Climate Action

Average CO2 emissions from new light-duty vehicles registered in Europe increased in 2018, requiring significant future emission reductions to meet upcoming 2020 and 2021 targets

21/06/2019

The average CO2 emissions of new light-duty vehicles registered in the EU and Iceland in 2018 stayed well below the applicable targets, according to provisional data published by the European Environment Agency. However, average CO2 emissions of both new passenger cars and new vans were higher in 2018 than in 2017. Manufacturers will have to significantly reduce emissions of their fleet to meet the upcoming 2020 and 2021 targets.

The data shows that the average carbon dioxide (CO2) emissions, measured in laboratory tests, of new passenger cars registered in the EU and Iceland in 2018 were 120.4 grams of CO2 per kilometre, which is below the current target of 130 g/km. However, average emissions increased by 2 grams per km compared to 2017.

The average CO2 emissions of new vans sold in the EU and Iceland in 2018 was 158.1 grams per km, which is below the current target of 175 g CO2/km. For the first time, average emissions of vans increased year-to-year. They were 2 grams per km higher in 2018 than in 2017.

With the stricter EU fleet-wide targets for vans (147 g CO2/km from 2020) and cars (95 g CO2/km from 2021 with a phase-in in 2020) fast approaching, manufacturers will have to further reduce emissions of their fleet and accelerate the deployment of zero- and low-emission vehicles. In addition, this should be accompanied by the necessary investments in recharging infrastructure and other incentive schemes in Member States.

The increase in average CO2 emissions for passenger cars between 2017 and 2018 was affected by two main market trends:

  • The shift away from diesel to petrol cars continued in 2018, with the diesel car share decreasing by 9 percentage points. As was the case in 2017, more petrol cars (almost 60% of the new fleet) were sold than diesel ones (36%).
  • At the same time, a segment shift took place towards sport utility vehicles (SUVs) powered by petrol. Between 2017 and 2018, the market share of SUVs increased from 25% up to 31%.

As diesel cars are generally more fuel-efficient than petrol cars of comparable size and smaller cars are more fuel-efficient than larger ones, these market trends negatively affected the average CO2 emissions of the fleet.

New registrations of electric vehicles increased in 2018 but represented only around 2% of new car registrations, compared to 1.5% in 2017. Some 150 000 battery electric vehicles (BEV) and 150 000 plug-in hybrid electric vehicles (PHEV) were registered, which is 50 % and 19% more than in 2017 respectively.
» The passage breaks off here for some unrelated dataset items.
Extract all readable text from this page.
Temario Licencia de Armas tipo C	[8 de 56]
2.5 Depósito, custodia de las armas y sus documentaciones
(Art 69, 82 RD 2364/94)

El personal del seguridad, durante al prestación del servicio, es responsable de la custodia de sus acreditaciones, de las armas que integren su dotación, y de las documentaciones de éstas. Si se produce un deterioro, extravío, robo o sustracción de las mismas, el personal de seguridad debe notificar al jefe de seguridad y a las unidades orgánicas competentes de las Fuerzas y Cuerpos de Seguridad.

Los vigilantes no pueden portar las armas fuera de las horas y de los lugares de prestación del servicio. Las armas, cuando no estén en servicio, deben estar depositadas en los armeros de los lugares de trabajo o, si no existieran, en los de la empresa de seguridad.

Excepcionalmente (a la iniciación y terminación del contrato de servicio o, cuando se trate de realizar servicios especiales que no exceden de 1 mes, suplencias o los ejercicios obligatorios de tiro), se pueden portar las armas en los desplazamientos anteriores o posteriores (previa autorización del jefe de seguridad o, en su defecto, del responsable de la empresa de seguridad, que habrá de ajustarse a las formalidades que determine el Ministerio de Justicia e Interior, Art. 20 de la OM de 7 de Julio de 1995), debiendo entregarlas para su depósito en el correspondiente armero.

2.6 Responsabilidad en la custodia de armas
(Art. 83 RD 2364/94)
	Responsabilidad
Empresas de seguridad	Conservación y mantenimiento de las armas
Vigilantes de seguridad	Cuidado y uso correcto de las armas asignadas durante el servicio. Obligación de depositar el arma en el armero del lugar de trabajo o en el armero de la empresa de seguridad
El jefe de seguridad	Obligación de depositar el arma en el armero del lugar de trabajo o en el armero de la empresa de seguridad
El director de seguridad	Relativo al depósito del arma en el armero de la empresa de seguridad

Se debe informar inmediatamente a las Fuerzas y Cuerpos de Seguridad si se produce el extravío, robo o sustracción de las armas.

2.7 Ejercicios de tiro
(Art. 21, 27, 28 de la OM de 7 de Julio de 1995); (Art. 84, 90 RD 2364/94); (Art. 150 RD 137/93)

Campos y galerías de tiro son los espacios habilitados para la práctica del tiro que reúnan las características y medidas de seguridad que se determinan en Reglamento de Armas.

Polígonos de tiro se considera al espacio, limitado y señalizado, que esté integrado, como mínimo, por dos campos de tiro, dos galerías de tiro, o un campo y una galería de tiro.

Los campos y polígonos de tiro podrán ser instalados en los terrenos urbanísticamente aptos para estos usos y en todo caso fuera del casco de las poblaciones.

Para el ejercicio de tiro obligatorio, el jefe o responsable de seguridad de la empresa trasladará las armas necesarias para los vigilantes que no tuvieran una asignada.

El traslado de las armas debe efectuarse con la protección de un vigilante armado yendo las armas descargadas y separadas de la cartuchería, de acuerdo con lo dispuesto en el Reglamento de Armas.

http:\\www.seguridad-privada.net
The increase in average CO2 emissions of new vans in 2018 compared to 2017 was affected by a combination of different factors, including an increase of the average vehicle mass (+1%), of the average engine capacity (+1%) and of vehicle size (average wheelbase +1.4%). Diesel vehicles continue to make up the vast majority of the new vans fleet (94.7%), but the share of petrol vans has increased by 1.2%. In addition, the share of zero- and low-emission vans in 2018 remained at the same level as in 2017 (1.7 %).

Based on the provisional data, and when taking account of pooling arrangements, all van manufacturers met their specific CO2 emission targets in 2018, whereas four car manufacturers have been found to be exceeding their specific emission targets. It concerns Automobili Lamborghini SPA, Chevrolet Italia SPA, DR Motor Company SRL and GM Korea. As a result, if provisional data are confirmed, they will be required to pay excess emission premiums.

Within three months of being notified of the provisional calculations, manufacturers may notify the Commission of any errors in the dataset. The Commission shall consider any notifications and either confirm or amend the provisional calculations, based on the final data to be published by the European Environment Agency.